Utilizando-se de Sigmund Freud e da antropologia, Oswald também tentava proporcionar aos seus estudos uma dimensão psicológica, a fim de estruturar o conceito de antropofagia, mas nunca ligando-o à ingenuidade que muitos críticos procuraram suscitar, apenas e simplesmente, na poesia Pau Brasil. Oswald saudava a vida do selvagem, associando às revelações freudianas do comportamento humano próprias do início do século XX: “O que atrapalhava a verdade era a roupa, o impermeável entre o mundo interior e o mundo exterior. A reação contra o homem vestido”. Com tal postura, Oswald se colocava claramente, como ele mesmo observa, “Contra a realidade social, vestida e opressora, cadastrada por Freud – a realidade sem complexos, sem loucuras, sem prostituições e sem penitenciárias do matriarcado de Pindorama”. Por isso, Oswald, em cápsulas telegráficas, ponderava: “Foi porque nunca tivemos gramáticas, nem coleções de velhos vegetais”; “Nunca fomos catequizados”; “Fizemos foi carnaval”; “Expulsamos a dinastia”. Utilizando o vocabulário do “pai” da psicanálise, Oswald queria a “transfiguração do Tabu em totem”, inaugurando a antropofagia.
A opção de Oswald, conforme Benedito Nunes, é “devorar as proibições e interditos ancestrais e coletivos – designados globalmente pela palavra polinésia tabu, correntemente usada pelos antropólogos, e que Freud uniria à outra, no título de seu famoso Totem e tabu”. Essa devoração viria “na companhia da má literatura”, neutralizando “a repressora força do tabu, convertendo-o em totem, ou seja, em imagem rememorativa propiciatória, como vínculo histórico com o passado”. Oswald também aprova o mesmo caminho futurista já degustado no Manifesto da Poesia Pau Brasil: “A fixação do progresso por meio de catálogos e aparelhos de televisão. Só a maquinaria. E os transfusores de sangue”. Porém, de forma crítica, sem aceitar a dominação, embora compreenda o processo de devoração cultural.

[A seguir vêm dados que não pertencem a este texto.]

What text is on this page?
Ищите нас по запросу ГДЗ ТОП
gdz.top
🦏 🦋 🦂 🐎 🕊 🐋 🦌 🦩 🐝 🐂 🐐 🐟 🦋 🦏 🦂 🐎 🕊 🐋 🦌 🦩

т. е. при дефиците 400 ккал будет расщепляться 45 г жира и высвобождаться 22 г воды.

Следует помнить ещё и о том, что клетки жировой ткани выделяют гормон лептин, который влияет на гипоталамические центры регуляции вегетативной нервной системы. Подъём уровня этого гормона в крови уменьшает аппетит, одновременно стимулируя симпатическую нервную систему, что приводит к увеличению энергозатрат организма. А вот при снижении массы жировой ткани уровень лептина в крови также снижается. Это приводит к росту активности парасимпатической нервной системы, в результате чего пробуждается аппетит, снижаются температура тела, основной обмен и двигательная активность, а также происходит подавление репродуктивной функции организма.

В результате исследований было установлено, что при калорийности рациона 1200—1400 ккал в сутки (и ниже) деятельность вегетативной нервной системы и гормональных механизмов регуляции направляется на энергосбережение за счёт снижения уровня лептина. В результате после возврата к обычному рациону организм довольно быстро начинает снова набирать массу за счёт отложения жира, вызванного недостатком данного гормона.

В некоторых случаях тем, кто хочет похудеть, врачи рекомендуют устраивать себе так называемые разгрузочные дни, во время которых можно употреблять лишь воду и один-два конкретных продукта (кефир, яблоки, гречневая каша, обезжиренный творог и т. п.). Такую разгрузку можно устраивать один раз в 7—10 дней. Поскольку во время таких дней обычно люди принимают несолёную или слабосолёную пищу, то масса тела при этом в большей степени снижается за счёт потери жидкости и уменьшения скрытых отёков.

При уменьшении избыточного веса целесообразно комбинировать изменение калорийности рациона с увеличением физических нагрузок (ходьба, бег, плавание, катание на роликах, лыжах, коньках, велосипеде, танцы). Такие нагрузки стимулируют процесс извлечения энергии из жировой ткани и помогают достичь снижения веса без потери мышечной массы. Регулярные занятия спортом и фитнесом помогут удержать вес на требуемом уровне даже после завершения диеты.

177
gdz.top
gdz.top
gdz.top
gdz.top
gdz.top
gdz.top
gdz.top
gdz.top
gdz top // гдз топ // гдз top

E é esse primitivismo de vanguarda e essa devoração as bases da Semana de Arte Moderna. Mas que não se concentram na Semana, por esta não representar o modernismo brasileiro (Tarsila do Amaral, por exemplo, não participou do evento, e é mais modernista do que alguns que estiveram nele) em sua totalidade, embora seja seu principal evento. Depois dela, seria retomado mais claramente um fio de modernidade brasileira, iniciada em Sousândrade, passando por Kilkerry, Augusto dos Anjos, até os modernistas (vendo sob o ponto de vista poético, que é a principal herança da Semana). E o primitivismo de saber que algo muito forte sempre existiu no Brasil (a cultura indígena) e será retomado – desta vez, impondo-se diante da Europa.